Findings for clinically significant disease suggested a small excess risk of advanced, high-grade cancers, but no association with cancer mortality. There was no separate presentation of results accounting for PSA screening. However, as noted in the Health HPFS [6], the relative risk for lethal prostate cancer was 1.19 (1.00–1.43) in the full cohort and 1.56 (1.03–2.36) in the highly screened subcohort, highlighting the potential for screening to bias risk factor associations with advanced cancer towards the null. Still, is this a causal finding? A preclinical study supports the positive association of vasectomy and clinically significant prostate cancer, where vasectomized mice had increased incidence of poorly differentiated, increased proliferation of prostate tumors compared to sham mice [8]. As a call to action, the epidemiologic and clinical communities should unite to pool prospective cohort data, and investigate associations of vasectomy and advanced/lethal cancer risk carefully accounting for PSA screening intensity. Such an approach is needed to provide the evidence needed to make definitive interpretations of the findings.

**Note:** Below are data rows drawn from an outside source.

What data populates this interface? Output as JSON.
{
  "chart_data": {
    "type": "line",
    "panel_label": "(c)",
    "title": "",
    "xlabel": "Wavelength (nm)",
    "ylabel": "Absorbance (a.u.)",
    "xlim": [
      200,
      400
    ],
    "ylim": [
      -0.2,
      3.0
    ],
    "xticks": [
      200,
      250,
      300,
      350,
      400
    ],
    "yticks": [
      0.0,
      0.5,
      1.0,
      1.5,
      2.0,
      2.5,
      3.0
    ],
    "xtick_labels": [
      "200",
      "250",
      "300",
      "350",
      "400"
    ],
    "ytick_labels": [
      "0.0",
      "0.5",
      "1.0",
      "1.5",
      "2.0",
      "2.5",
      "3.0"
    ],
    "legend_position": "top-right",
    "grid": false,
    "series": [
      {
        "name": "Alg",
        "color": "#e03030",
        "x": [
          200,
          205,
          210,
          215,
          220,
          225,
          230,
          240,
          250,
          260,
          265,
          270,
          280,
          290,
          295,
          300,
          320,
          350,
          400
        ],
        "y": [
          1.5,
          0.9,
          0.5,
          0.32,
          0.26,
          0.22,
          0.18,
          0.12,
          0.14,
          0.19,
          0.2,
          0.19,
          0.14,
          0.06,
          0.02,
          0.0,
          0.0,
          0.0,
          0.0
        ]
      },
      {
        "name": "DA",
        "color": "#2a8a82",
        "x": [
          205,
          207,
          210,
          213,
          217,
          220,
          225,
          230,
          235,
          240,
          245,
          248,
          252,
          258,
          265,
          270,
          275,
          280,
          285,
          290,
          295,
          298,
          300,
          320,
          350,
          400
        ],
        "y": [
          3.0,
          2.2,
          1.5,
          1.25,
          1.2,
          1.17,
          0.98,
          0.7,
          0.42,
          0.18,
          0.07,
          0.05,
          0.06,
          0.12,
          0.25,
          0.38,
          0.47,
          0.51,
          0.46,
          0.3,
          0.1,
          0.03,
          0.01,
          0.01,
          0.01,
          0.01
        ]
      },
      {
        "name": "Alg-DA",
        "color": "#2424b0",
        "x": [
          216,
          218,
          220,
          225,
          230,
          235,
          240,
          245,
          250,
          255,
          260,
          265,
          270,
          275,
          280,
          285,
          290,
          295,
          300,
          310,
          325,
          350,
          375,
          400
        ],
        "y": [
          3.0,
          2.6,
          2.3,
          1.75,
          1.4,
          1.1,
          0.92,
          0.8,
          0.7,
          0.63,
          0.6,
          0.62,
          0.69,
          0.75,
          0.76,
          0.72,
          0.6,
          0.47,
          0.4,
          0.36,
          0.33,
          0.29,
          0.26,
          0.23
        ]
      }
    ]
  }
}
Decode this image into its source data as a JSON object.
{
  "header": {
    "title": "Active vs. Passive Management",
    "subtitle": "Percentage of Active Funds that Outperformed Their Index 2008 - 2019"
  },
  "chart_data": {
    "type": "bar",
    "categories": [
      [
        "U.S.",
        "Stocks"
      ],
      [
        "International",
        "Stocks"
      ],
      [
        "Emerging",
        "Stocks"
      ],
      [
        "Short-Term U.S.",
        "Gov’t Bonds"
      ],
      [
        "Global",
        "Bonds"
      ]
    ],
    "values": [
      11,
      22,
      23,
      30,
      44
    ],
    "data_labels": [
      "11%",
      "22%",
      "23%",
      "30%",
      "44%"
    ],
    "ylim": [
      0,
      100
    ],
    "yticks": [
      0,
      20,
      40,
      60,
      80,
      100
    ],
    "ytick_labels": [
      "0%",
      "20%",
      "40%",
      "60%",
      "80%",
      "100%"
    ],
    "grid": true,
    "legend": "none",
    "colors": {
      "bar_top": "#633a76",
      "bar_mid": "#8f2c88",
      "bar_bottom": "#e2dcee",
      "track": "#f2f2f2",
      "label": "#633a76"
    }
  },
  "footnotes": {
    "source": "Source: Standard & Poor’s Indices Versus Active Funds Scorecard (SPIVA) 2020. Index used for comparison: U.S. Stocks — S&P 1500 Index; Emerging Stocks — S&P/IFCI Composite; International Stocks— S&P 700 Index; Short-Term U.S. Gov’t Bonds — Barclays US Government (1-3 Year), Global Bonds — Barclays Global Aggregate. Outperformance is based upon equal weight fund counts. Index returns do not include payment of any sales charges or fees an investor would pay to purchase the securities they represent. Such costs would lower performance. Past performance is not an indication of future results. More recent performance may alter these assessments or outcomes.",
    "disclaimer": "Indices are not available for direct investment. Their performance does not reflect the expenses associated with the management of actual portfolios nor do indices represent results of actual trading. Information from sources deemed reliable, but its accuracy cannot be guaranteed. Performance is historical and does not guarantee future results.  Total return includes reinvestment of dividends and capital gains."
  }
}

In returning to the clinical scenario above, what is known about vasectomy and prostate cancer among at-risk men? Relatively little. Two multiethnic case-control studies [9, 10] from the 1990s reported associations specifically among Black men for prostate cancer overall, without adjustment for diagnostic intensity, and with mixed results. Such limited data is emblematic of a greater unmet need, for well-done prospective studies of prostate cancer etiology among Black men as well as men at increased genetic susceptibility, populations that suffers the greatest burden of prostate cancer.

There are two related issues remaining: Can we determine if relative risks of the magnitude seen for vasectomy and prostate cancer are causal? If so, are they clinically important? The former can be answered with the pooled cohort analysis described above. The latter may depend on a man’s lifetime prostate cancer risk. While a relative risk of 1.2 has minimal clinical impact for a man at low susceptibility, his lifetime risk may be considerably higher if his baseline risk is already elevated.